Endocrine Abstracts

17-beta hydroxysteroid dehydrogenase 3 deficiency is a condition that affects male sexual development. People with this condition are genetically male, with gonads (testes) intact. Their bodies, however, do not produce enough testosterone. Testosterone has a critical role in male sexual development, and a shortage of this hormone disrupts the formation of the male phenotype of external genitalia before birth.

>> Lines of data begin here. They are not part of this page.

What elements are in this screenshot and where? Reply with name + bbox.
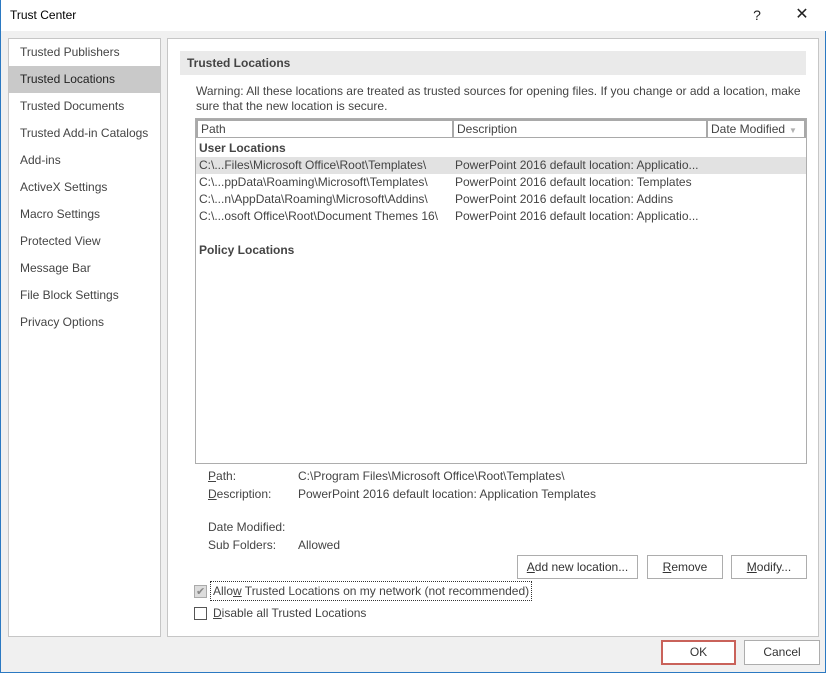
location-path: C:\...ppData\Roaming\Microsoft\Templates… — [199, 175, 428, 189]
location-description: PowerPoint 2016 default location: Addins — [455, 192, 674, 206]
location-description: PowerPoint 2016 default location: Applic… — [455, 158, 699, 172]
sidebar-item-trusted-addin-catalogs[interactable]: Trusted Add-in Catalogs — [9, 120, 160, 147]
sidebar-item-file-block-settings[interactable]: File Block Settings — [9, 282, 160, 309]
remove-accel: R — [662, 560, 672, 574]
cancel-button[interactable]: Cancel — [744, 640, 820, 665]
detail-path-label-text: ath: — [216, 469, 237, 483]
trust-center-dialog: Trust Center ? ✕ Trusted Publishers Trus… — [0, 0, 826, 673]
column-description-label: Description — [457, 122, 518, 136]
policy-locations-group: Policy Locations — [199, 243, 295, 257]
list-header: Path Description Date Modified ▼ — [196, 119, 806, 138]
allow-network-accel: w — [233, 584, 242, 598]
disable-all-checkbox[interactable] — [194, 607, 207, 620]
location-description: PowerPoint 2016 default location: Templa… — [455, 175, 692, 189]
sidebar: Trusted Publishers Trusted Locations Tru… — [8, 38, 161, 637]
modify-label: odify... — [756, 560, 792, 574]
warning-text: Warning: All these locations are treated… — [196, 84, 801, 113]
close-icon[interactable]: ✕ — [787, 4, 817, 26]
disable-all-label: Disable all Trusted Locations — [213, 604, 366, 622]
sidebar-item-privacy-options[interactable]: Privacy Options — [9, 309, 160, 336]
help-icon[interactable]: ? — [742, 4, 772, 26]
location-row[interactable]: C:\...n\AppData\Roaming\Microsoft\Addins… — [196, 191, 806, 208]
trusted-locations-list[interactable]: Path Description Date Modified ▼ User Loc… — [195, 118, 807, 464]
remove-label: emove — [671, 560, 708, 574]
checkmark-icon: ✔ — [196, 586, 206, 598]
location-row[interactable]: C:\...ppData\Roaming\Microsoft\Templates… — [196, 174, 806, 191]
detail-sub-folders-label: Sub Folders: — [208, 538, 277, 552]
column-header-description[interactable]: Description — [454, 121, 706, 137]
sidebar-item-trusted-publishers[interactable]: Trusted Publishers — [9, 39, 160, 66]
detail-description-label-text: escription: — [216, 487, 272, 501]
detail-sub-folders-value: Allowed — [298, 538, 341, 552]
modify-accel: M — [746, 560, 757, 574]
disable-all-label-post: isable all Trusted Locations — [221, 606, 367, 620]
location-description: PowerPoint 2016 default location: Applic… — [455, 209, 699, 223]
location-row[interactable]: C:\...Files\Microsoft Office\Root\Templa… — [196, 157, 806, 174]
remove-button[interactable]: Remove — [647, 555, 723, 579]
main-panel: Trusted Locations Warning: All these loc… — [167, 38, 819, 637]
sidebar-item-protected-view[interactable]: Protected View — [9, 228, 160, 255]
detail-path-label: Path: — [208, 469, 236, 483]
detail-date-modified-label: Date Modified: — [208, 520, 286, 534]
section-title: Trusted Locations — [180, 51, 806, 75]
allow-network-label: Allow Trusted Locations on my network (n… — [209, 581, 533, 601]
title-bar: Trust Center ? ✕ — [1, 0, 826, 31]
add-label: dd new location... — [534, 560, 629, 574]
allow-network-label-post: Trusted Locations on my network (not rec… — [241, 584, 530, 598]
detail-description-label-accel: D — [208, 487, 217, 501]
disable-all-checkbox-row[interactable]: Disable all Trusted Locations — [194, 604, 494, 622]
detail-description-label: Description: — [208, 487, 271, 501]
allow-network-label-pre: Allo — [213, 584, 234, 598]
add-new-location-button[interactable]: Add new location... — [517, 555, 638, 579]
sidebar-item-trusted-documents[interactable]: Trusted Documents — [9, 93, 160, 120]
disable-all-accel: D — [213, 606, 222, 620]
allow-network-checkbox-row[interactable]: ✔ Allow Trusted Locations on my network … — [194, 581, 594, 601]
location-path: C:\...Files\Microsoft Office\Root\Templa… — [199, 158, 427, 172]
sidebar-item-activex-settings[interactable]: ActiveX Settings — [9, 174, 160, 201]
add-accel: A — [526, 560, 535, 574]
column-header-path[interactable]: Path — [198, 121, 452, 137]
sidebar-item-addins[interactable]: Add-ins — [9, 147, 160, 174]
sidebar-item-trusted-locations[interactable]: Trusted Locations — [9, 66, 160, 93]
location-path: C:\...n\AppData\Roaming\Microsoft\Addins… — [199, 192, 428, 206]
column-date-modified-label: Date Modified — [711, 122, 786, 136]
allow-network-checkbox[interactable]: ✔ — [194, 585, 207, 598]
detail-path-label-accel: P — [208, 469, 217, 483]
modify-button[interactable]: Modify... — [731, 555, 807, 579]
location-path: C:\...osoft Office\Root\Document Themes … — [199, 209, 438, 223]
ok-button[interactable]: OK — [661, 640, 736, 665]
detail-description-value: PowerPoint 2016 default location: Applic… — [298, 487, 596, 501]
column-path-label: Path — [201, 122, 226, 136]
column-header-date-modified[interactable]: Date Modified ▼ — [708, 121, 804, 137]
sidebar-item-macro-settings[interactable]: Macro Settings — [9, 201, 160, 228]
window-title: Trust Center — [10, 8, 77, 22]
detail-path-value: C:\Program Files\Microsoft Office\Root\T… — [298, 469, 565, 483]
user-locations-group: User Locations — [199, 141, 286, 155]
sort-arrow-icon: ▼ — [789, 126, 797, 135]
location-row[interactable]: C:\...osoft Office\Root\Document Themes … — [196, 208, 806, 225]
sidebar-item-message-bar[interactable]: Message Bar — [9, 255, 160, 282]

Case report: 12 years old, reared as girl, weighing 36 kg, follow up case of DSD. The patient first consulted medical advice at the age of 6 months for having right inguinal hernia. On examination female genitalia with right inguinal swelling which was tender. There Endocrine workup revealed bilateral Undescended testes (Rt measuring 1×0.4 cm and Lt 0.8×0.3 cm) and there was no evidence of uterus and ovaries. Her and chromosomal analysis showed 46 XY. The testosterone response to HCG was not conclusive (pre HCG <20, post HCG testosterone 20. After multiple sessions of counselling and discussion regarding gender of rearing the parents decided to continue her as a girl, so the testes removed surgically at the age of 1-year. Her genetic workup was done and came out to be homozygous positive for HSD17B3 variant gene which is responsible for 17 beta hydroxysteroid dehydrogenase deficiency. Her recent gonadotropins are very high (FSH is 157 mIU/mL and LH is 52.1 mIU/mL) and estrogen is low. Currently the girl is doing well on exogenous estrogen therapy. Her younger sibling having the similar problem is on list for genetic workup.

Conclusion: Although existing data are limited, early orchiectomy is likely to result in retention of female gender identity, avoiding the complications related to virilization in adolescence. As such, it is important to pursue a definitive diagnosis to guide clinical decisions, and to have the support and long term follow up with an inter-disciplinary disorders of sex development team.